Though it may seem counter-intuitive, the evolution of the green building sector has actually entailed moving back to traditional, ancient and simple practices.
In the first stages of the green building boom, a huge focus was placed on renewable energy and the opportunities this brought to buildings looking to maintain their level of energy use through a sustainable practice. This also had the upside of creating a ‘green aesthetic’ of sorts, which at the time meant visible solar panels or rooftop wind turbines.
Now, however, with the industry learning that the performance of a green building is maximised by combining green elements in a holistic manner, simply tacking on such green technologies post-development is no longer deemed the pinnacle of green practice.
Architects and designers are even further reducing the carbon footprint of their buildings by following passive solar design principles and other such means that enable the development of buildings with little or reliance on certain energy modes.
Green insulation is now spreading throughout the world, with landscape architects from all corners of the globe reveling in the newly-extended realm.

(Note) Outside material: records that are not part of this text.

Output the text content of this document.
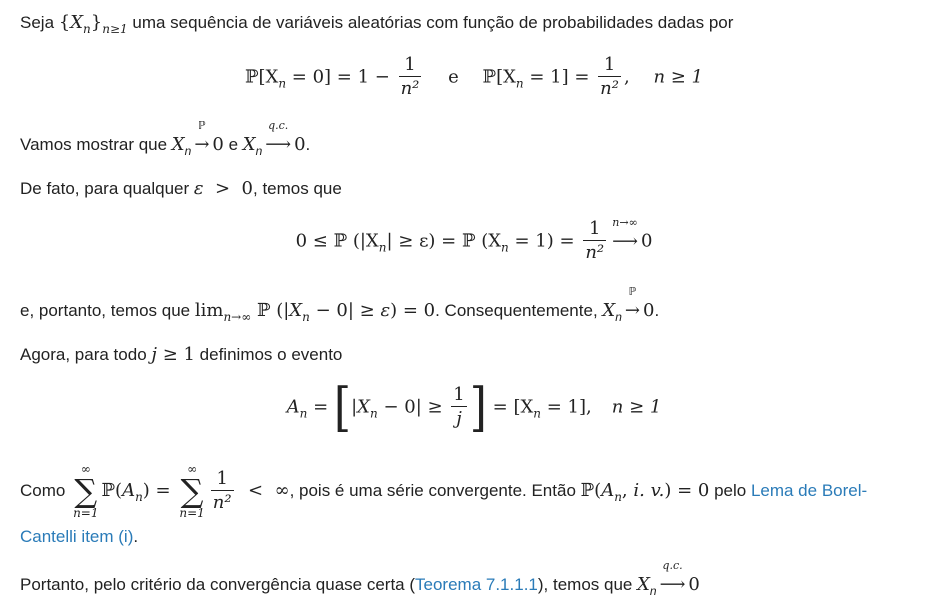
Seja $\{X_n\}_{n\ge 1}$ uma sequência de variáveis aleatórias com função de probabilidades dadas por
$ℙ[X_n = 0] = 1 - \frac{1}{\text{n²}}$ e $ℙ[X_n = 1] = \frac{1}{\text{n²}}$ , n ≥ 1
Vamos mostrar que $X_n$
ℙ
→ 0 e $X_n$
q.c.
⟶ 0.
De fato, para qualquer ε  >  0, temos que
0 ≤ ℙ $(|X_n| \ge \varepsilon)$ = ℙ $(X_n = 1) = \frac{1}{\text{n²}} n\to\infty$
⟶ 0
e, portanto, temos que $\lim_{n\to\infty}$ ℙ $(|X_n - 0| \ge \varepsilon) = 0$. Consequentemente, $X_n$
ℙ
→ 0.
Agora, para todo j ≥ 1 definimos o evento
$A_n = [|X_n - 0| \ge \frac{1}{j}$ ] = $[X_n = 1]$, n ≥ 1
Como
∞
∑
n=1
$ℙ(A_n)$ =
∞
∑
$n=1 \frac{1}{\text{n²}}$ <  ∞, pois é uma série convergente. Então $ℙ(A_n$, i. v.) = 0 pelo Lema de Borel-
Cantelli item (i).
Portanto, pelo critério da convergência quase certa (Teorema 7.1.1.1), temos que $X_n$
q.c.
⟶ 0
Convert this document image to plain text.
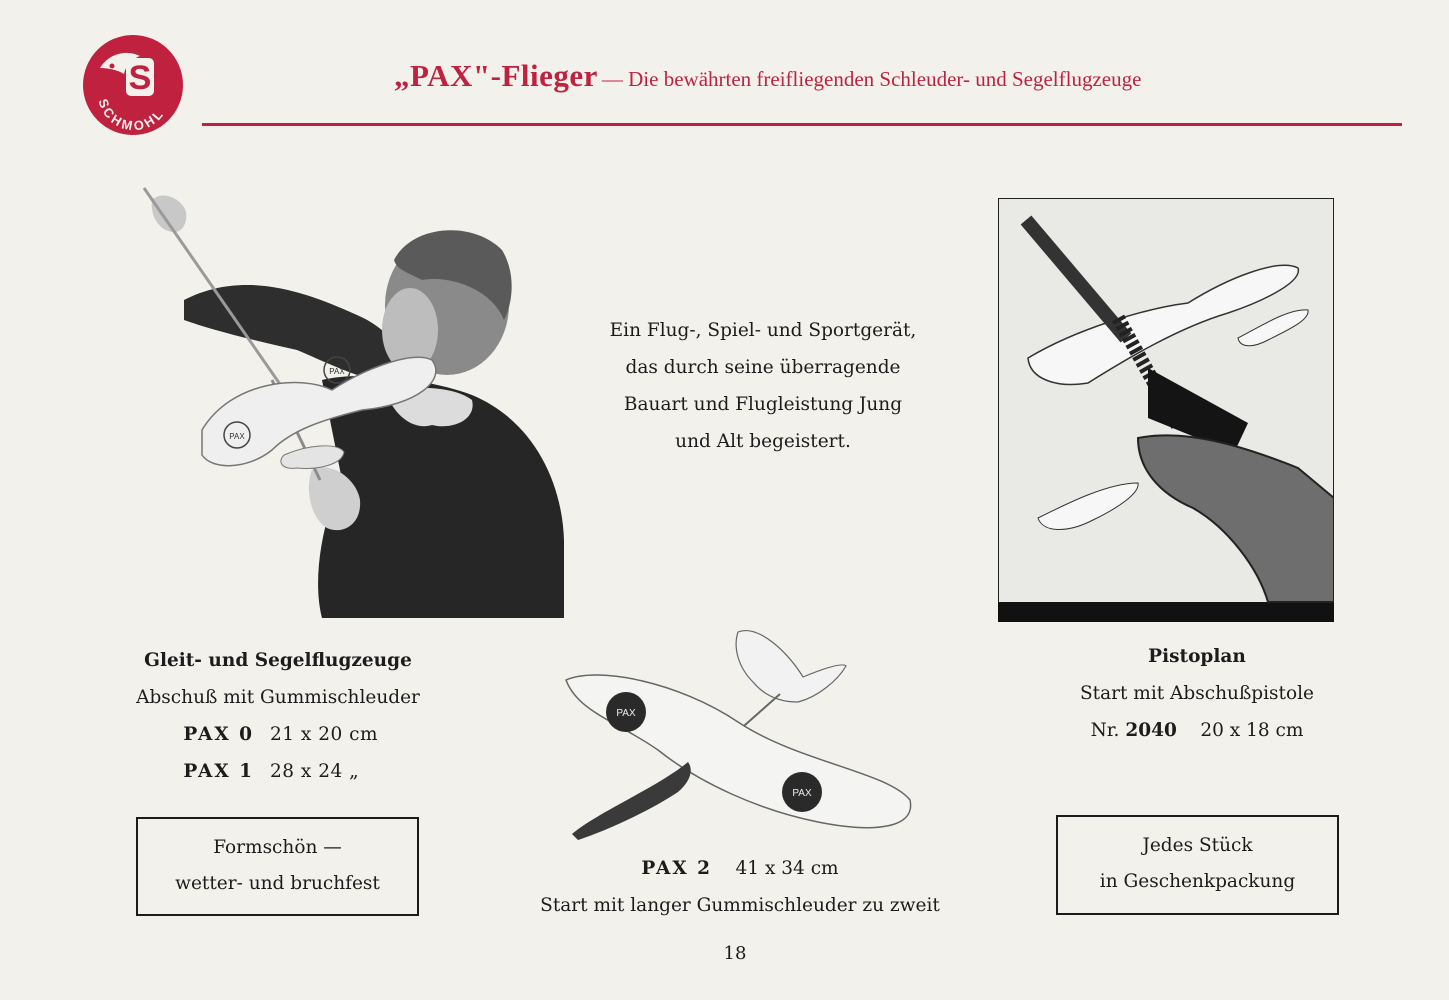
S
SCHMOHL
„PAX"-Flieger — Die bewährten freifliegenden Schleuder- und Segelflugzeuge
PAX
PAX
Ein Flug-, Spiel- und Sportgerät,
das durch seine überragende
Bauart und Flugleistung Jung
und Alt begeistert.
Gleit- und Segelflugzeuge
Abschuß mit Gummischleuder
PAX 0 21 x 20 cm
PAX 1 28 x 24 „
Pistoplan
Start mit Abschußpistole
Nr. 2040 20 x 18 cm
PAX
PAX
PAX 2 41 x 34 cm
Start mit langer Gummischleuder zu zweit
Formschön —
wetter- und bruchfest
Jedes Stück
in Geschenkpackung
18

Green roofs are becoming more and more commonplace atop modern buildings. Now that the global industry is looking to evolve the industry into one that has far higher green standards – with net-zero carbon buildings becoming the green benchmark in many countries worldwide – this practice now has a chance to flourish.
In terms of function, green roofs are the world’s only completely organic and sustainable live insulation systems. The greenery protects buildings from added solar gain by both shading and insulating it, drastically lowering internal temperatures in summer and maintaining heat loads in winter. This often allows those who implement green roofs to go completely off-grid in terms of heating and cooling needs, which braings about drastic carbon and cost cutting.
According to the Environmental Protection Agency in the United States, the addition of these green spaces can also help to reduce urban heat overall, cooling the air and filtering a number of pollutants.
Aesthetically, green roofs are as variable and unique as any design construct. Decisions on design and the types of plants included are often left completely in the hands of the landscape architect and, generally speaking, buildings are given an aesthetic boost from their original form post-implementations. Green roofs also offer added community space, offering to nurture social activity and interaction in workplaces, community centres, residential buildings and other facilities.
Green roofs are not a new concept but the industry’s understanding and acceptance of their dramatic impact and utility is growing. Covering the three tenets of holistically sustainable design in terms of their positive effects on the environment, society and economy, it is clear why their popularity is booming.